Friday, April 28, 2017

Let's Talk About Picky Eaters

Most nights in our house when I make supper, we have at least one kid who isn't thrilled with what's being offered.  Every once in a while someone's feeling particularly spicy and chooses to sit there, letting their food cool and become way worse than it would have been had they just eaten it when fresh.  We don't usually have that problem, though; they can choke down most of their entree, even if it's not their favorite, or they can starve.  We're still working on how to properly express themselves when the food does not cause their tiny palates to salivate.  "What is this?" is not allowed, neither is "Did you have to put so many green peppers in it?" nor "Ew.  Onions."


Now, listen, I remember being a bit of a picky eater as a kid.  My sister still seems to carry a little nugget of hate in her heart toward me because I didn't like chicken pot pie and that meant mom didn't make it as often as chicken pot pie-loving Kelli would have preferred. This seems to be repeating in our own children: Adelaide doesn't like my chicken enchiladas, so I don't make them as often as I would otherwise.  Atticus has expressed his bitterness toward this state of affairs a number of times.  I could just change my recipe to exclude salsa verde, which is the part that our daughter seems to find so offensive, but it's easy and fast and everyone else likes it just fine, so... whatever, Adelaide.

You know what?  I think chicken pot pie may be the key to all this.  I enjoy chicken pot pie now, but I had to make it for myself first.  Peas are not scary on their own, nor are carrots, nor chicken, nor delicious flaky pie crust.  It's when they're presented to you already all clumped together, and it's a mystery as to how they got in there or just what else might be lurking under that top crust that it becomes scary.  I'm still not likely to order chicken pot pie from a restaurant with a kitchen I don't trust implicitly, because chicken pot pie can still go so egregiously wrong.  Or as the ten year old lurking in the corners of my brain whispers, "What is in that thing?"

At this point the problem is that while I know I used to be a picky eater, I'm starting to forget what that feels like, so I have less and less patience with picky people in general.  This all came to a head recently over eggs.  You know- as things do.


See these?
Those are eggs.

See this?
That is the inside of one of those eggs.  Yolk?  Check.  White?  Check.  

Came from a chicken?  Well, no.  You see, these are duck eggs.

That is where, as turns out, people start freaking out.  And I start rolling my eyes.
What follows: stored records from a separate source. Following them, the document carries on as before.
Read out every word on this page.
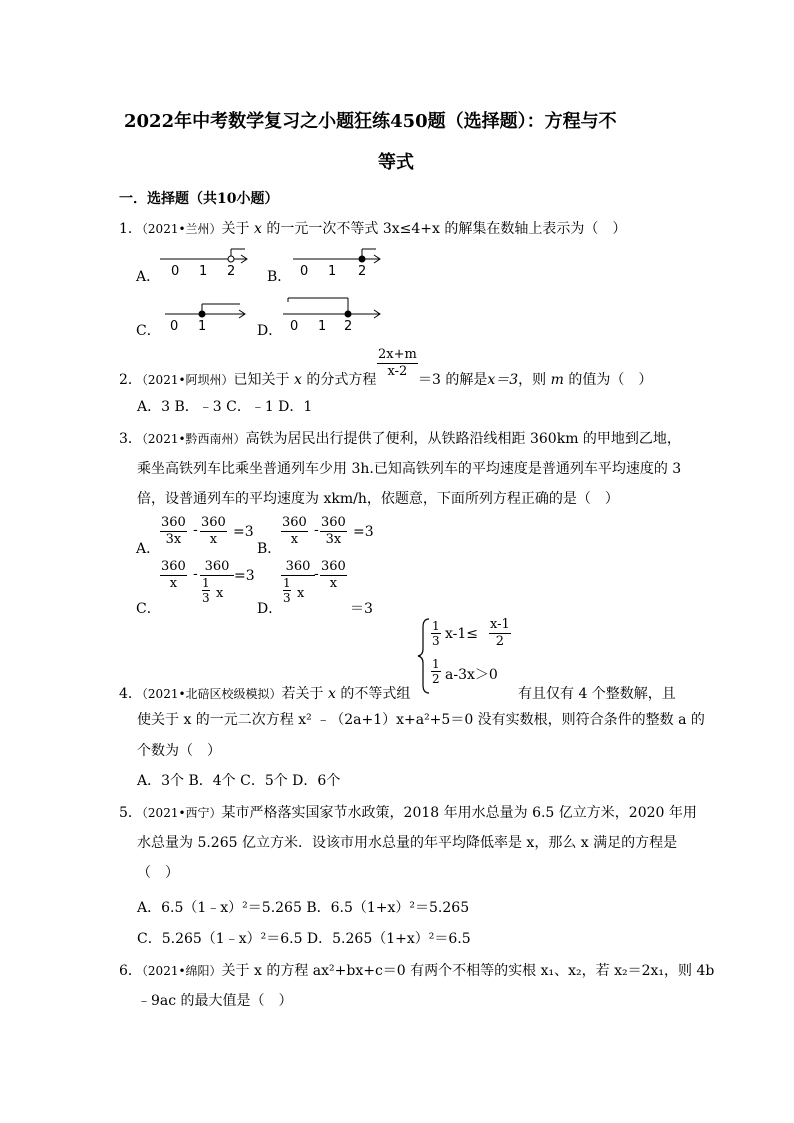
2022年中考数学复习之小题狂练450题（选择题）：方程与不
等式
一．选择题（共10小题）
1．（2021•兰州）关于 x 的一元一次不等式 3x≤4+x 的解集在数轴上表示为（　）
A． 0 1 2 B． 0 1 2
C． 0 1	D． 0 1 2
$\frac{2x+m}{x-2}$
2．（2021•阿坝州）已知关于 x 的分式方程	＝3 的解是x＝3，则 m 的值为（　）
A．3 B．﹣3 C．﹣1 D．1
3．（2021•黔西南州）高铁为居民出行提供了便利，从铁路沿线相距 360km 的甲地到乙地，
乘坐高铁列车比乘坐普通列车少用 3h.已知高铁列车的平均速度是普通列车平均速度的 3
倍，设普通列车的平均速度为 xkm/h，依题意，下面所列方程正确的是（　）
A．
$\frac{360}{3x} - \frac{360}{x} =3$
B．
$\frac{360}{x} - \frac{360}{3x} =3$
C．
$\frac{360}{x} - 360$
1
3 x =3
D．
360
1
3 x - $\frac{360}{x}$
＝3
$\frac{1}{3} x-1\le \frac{x-1}{2}$
$\frac{1}{2} a-3x>0$
4．（2021•北碚区校级模拟）若关于 x 的不等式组	有且仅有 4 个整数解，且
使关于 x 的一元二次方程 x² ﹣（2a+1）x+a²+5＝0 没有实数根，则符合条件的整数 a 的
个数为（　）
A．3个 B．4个 C．5个 D．6个
5．（2021•西宁）某市严格落实国家节水政策，2018 年用水总量为 6.5 亿立方米，2020 年用
水总量为 5.265 亿立方米．设该市用水总量的年平均降低率是 x，那么 x 满足的方程是
（　）
A．6.5（1﹣x）²＝5.265 B．6.5（1+x）²＝5.265
C．5.265（1﹣x）²＝6.5 D．5.265（1+x）²＝6.5
6．（2021•绵阳）关于 x 的方程 ax²+bx+c＝0 有两个不相等的实根 x₁、x₂，若 x₂＝2x₁，则 4b
﹣9ac 的最大值是（　）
A friend of mine at work lives in a bit of a menagerie- all kinds of animals, including ducks.  Because she also has chickens and sells those eggs, it is natural for her to gather the eggs from the ducks and sell those, too.

Or attempt to sell them, anyway.  But as it turns out, people don't want duck eggs.  They are afraid of duck eggs.  She's having trouble giving these things away.
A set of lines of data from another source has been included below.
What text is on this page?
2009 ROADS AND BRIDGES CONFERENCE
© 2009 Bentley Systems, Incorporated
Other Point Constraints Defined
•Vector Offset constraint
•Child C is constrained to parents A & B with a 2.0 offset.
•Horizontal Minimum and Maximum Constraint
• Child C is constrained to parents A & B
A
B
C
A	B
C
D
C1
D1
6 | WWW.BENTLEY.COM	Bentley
Are duck eggs different from chicken eggs?  A little.  They're a bit bigger, and the shell is tougher to crack.  But they cook up just like chicken eggs.  I've been using them interchangeably with chicken eggs for the past few months, careful not to let the family known exactly what's going on in the kitchen, because I am not an idiot.  This woman refers to them as being a little richer than chicken eggs, like you've added cream to a chicken egg.  I use them mostly in cooking and baking, and can't tell a lick of difference.  
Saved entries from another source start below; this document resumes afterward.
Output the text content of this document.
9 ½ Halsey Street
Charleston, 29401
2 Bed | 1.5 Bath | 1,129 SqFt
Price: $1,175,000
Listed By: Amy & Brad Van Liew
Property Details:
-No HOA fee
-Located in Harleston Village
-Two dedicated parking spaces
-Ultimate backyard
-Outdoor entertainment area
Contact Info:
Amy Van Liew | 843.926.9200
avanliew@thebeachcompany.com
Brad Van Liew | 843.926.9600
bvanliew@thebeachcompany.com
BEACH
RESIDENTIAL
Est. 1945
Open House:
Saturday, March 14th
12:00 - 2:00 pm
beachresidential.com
I don't understand how people can balk at duck eggs when even chicken eggs are a food you don't want to give too much thought to prior to shoveling it in your mouth.  Where do these things come from?  What is an egg, exactly?  What is its biological function? Ick.


Honestly, though, I probably don't have any room to talk on this subject, as I won't touch a recipe where even a chicken egg isn't completely cooked through:  Over easy, Eggs Benedict, whatever; I need my eggs thoroughly cooked, no runniness, do you hear?  Probably because I have asked myself those questions:  Where do these things come from?  What is an egg, exactly?  What is its biological function?

Ick.

1 comment:

  1. We had mostly un-picky kids, but one kid hated tomatoes, one hated pot roast (seriously?), and one hated mushrooms, all foods I love. So because it's all about ME, we allowed the Boys to specify one opt-out meal. For the one food they pre-specified, the could quietly make themselves a peanut butter sandwich and eat it in place of that food. Voila, everyone happy, including the cook, and they were able to make their own PBJs by the time they were six. But duck eggs? Ick. Please pass the peanut butter.